David Spandau ist ehemaliger Stuntman in Hollywood, gelegentlicher Cowboy und hauptberuflicher Privatdetektiv bei einer angesehenen Detektei in L.A., die vor allem prominentes Klientel anzieht. Eines Tages bekommt Spandau, der zu den Besten zählt, den Auftrag, bei der Erpressung eines jungen Filmstars zu ermitteln. Bobby Dye, der sich vor allem mit Actionfilmen einen Namen gemacht hat, erhält Todesdrohungen.

Spandau merkt schnell, dass Bobby ihn an der Nase herum führt und sein Problem eigentlich ein ganz anderes ist.
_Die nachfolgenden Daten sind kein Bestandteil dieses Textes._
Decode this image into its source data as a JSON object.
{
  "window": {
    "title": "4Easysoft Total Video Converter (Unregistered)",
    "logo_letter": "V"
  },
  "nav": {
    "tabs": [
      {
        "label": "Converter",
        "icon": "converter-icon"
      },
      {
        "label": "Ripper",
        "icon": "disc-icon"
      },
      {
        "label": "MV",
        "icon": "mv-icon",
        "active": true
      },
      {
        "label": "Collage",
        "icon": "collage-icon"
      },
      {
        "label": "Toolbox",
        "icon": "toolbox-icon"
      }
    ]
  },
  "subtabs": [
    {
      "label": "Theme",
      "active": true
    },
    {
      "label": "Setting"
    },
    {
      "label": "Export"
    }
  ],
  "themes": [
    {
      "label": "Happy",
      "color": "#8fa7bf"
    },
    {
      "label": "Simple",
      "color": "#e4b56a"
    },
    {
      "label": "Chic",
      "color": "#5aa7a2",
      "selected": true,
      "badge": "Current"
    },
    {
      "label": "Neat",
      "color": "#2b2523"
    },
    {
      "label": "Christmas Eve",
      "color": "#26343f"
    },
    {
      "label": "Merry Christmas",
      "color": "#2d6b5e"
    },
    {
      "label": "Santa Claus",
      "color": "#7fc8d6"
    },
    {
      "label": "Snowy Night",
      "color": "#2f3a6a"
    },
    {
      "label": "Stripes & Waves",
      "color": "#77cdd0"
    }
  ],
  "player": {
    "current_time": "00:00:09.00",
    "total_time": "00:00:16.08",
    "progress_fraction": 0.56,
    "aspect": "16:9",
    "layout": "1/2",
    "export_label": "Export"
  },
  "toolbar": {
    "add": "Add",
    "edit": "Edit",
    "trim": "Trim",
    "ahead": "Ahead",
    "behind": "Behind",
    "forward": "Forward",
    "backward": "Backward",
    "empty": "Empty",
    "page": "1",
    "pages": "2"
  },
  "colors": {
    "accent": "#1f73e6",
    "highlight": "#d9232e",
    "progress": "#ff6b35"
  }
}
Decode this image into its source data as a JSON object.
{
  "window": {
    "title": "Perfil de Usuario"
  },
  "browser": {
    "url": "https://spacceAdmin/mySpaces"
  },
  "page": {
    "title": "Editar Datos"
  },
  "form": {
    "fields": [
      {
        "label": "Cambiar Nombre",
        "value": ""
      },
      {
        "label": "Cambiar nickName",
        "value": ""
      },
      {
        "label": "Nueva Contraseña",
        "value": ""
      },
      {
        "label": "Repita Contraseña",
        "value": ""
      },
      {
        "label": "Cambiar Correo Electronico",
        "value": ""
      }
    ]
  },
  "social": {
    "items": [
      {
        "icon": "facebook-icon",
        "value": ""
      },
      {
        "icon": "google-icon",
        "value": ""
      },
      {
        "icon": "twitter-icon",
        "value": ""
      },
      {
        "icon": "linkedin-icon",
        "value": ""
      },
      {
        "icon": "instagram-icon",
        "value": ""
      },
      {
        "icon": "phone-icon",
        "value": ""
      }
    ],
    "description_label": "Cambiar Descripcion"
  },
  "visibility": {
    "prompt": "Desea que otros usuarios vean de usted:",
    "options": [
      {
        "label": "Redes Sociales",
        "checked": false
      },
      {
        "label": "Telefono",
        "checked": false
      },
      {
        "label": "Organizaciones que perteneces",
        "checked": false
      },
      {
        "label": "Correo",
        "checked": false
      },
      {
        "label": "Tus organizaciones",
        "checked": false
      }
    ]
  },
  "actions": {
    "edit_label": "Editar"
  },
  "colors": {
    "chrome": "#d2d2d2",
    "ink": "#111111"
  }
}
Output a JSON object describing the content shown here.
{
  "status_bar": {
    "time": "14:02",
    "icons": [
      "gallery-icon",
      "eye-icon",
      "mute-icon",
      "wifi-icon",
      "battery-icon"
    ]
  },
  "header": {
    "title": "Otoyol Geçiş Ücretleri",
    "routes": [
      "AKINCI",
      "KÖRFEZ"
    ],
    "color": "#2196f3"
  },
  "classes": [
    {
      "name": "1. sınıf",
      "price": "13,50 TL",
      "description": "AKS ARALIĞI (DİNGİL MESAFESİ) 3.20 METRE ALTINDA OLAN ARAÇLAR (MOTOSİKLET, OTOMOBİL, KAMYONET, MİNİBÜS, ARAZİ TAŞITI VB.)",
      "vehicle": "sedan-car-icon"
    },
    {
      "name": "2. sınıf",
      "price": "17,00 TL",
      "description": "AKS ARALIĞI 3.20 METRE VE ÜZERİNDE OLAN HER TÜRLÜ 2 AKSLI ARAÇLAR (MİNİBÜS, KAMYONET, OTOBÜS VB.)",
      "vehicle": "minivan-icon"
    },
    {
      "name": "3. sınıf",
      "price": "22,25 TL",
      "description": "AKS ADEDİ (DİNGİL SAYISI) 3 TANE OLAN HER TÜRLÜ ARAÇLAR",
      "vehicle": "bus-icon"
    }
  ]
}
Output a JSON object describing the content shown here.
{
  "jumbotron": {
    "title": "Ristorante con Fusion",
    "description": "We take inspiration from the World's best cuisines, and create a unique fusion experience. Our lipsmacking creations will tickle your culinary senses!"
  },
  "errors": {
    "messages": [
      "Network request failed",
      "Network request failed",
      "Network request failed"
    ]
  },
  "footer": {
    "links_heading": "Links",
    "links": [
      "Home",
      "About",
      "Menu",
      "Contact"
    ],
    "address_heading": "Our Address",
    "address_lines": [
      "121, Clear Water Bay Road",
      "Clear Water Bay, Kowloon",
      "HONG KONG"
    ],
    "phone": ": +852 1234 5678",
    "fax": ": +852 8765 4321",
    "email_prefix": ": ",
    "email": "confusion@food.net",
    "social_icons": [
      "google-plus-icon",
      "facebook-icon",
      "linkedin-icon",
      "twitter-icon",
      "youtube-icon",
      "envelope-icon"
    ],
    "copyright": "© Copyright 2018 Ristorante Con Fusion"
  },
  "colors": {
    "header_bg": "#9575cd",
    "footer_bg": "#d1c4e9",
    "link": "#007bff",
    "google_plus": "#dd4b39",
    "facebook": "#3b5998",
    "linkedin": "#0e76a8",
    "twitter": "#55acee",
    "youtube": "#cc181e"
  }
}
Richie Stella, ein kleinkrimineller Clubbesitzer und Drogendealer, hat Bobby in der Hand – und ihm gefällt es gar nicht, als Bobby Spandau als seinen Leibwächter engagiert. Gemeinsam mit seinem Freund Terry, einem irischen Frauenhelden, versucht Spandau über Stellas Buchhalterin an dessen Geschäftsgeheimnisse zu kommen. Eigentlich ein guter Plan, wenn man mal davon absieht, dass er komplett in die Hose geht …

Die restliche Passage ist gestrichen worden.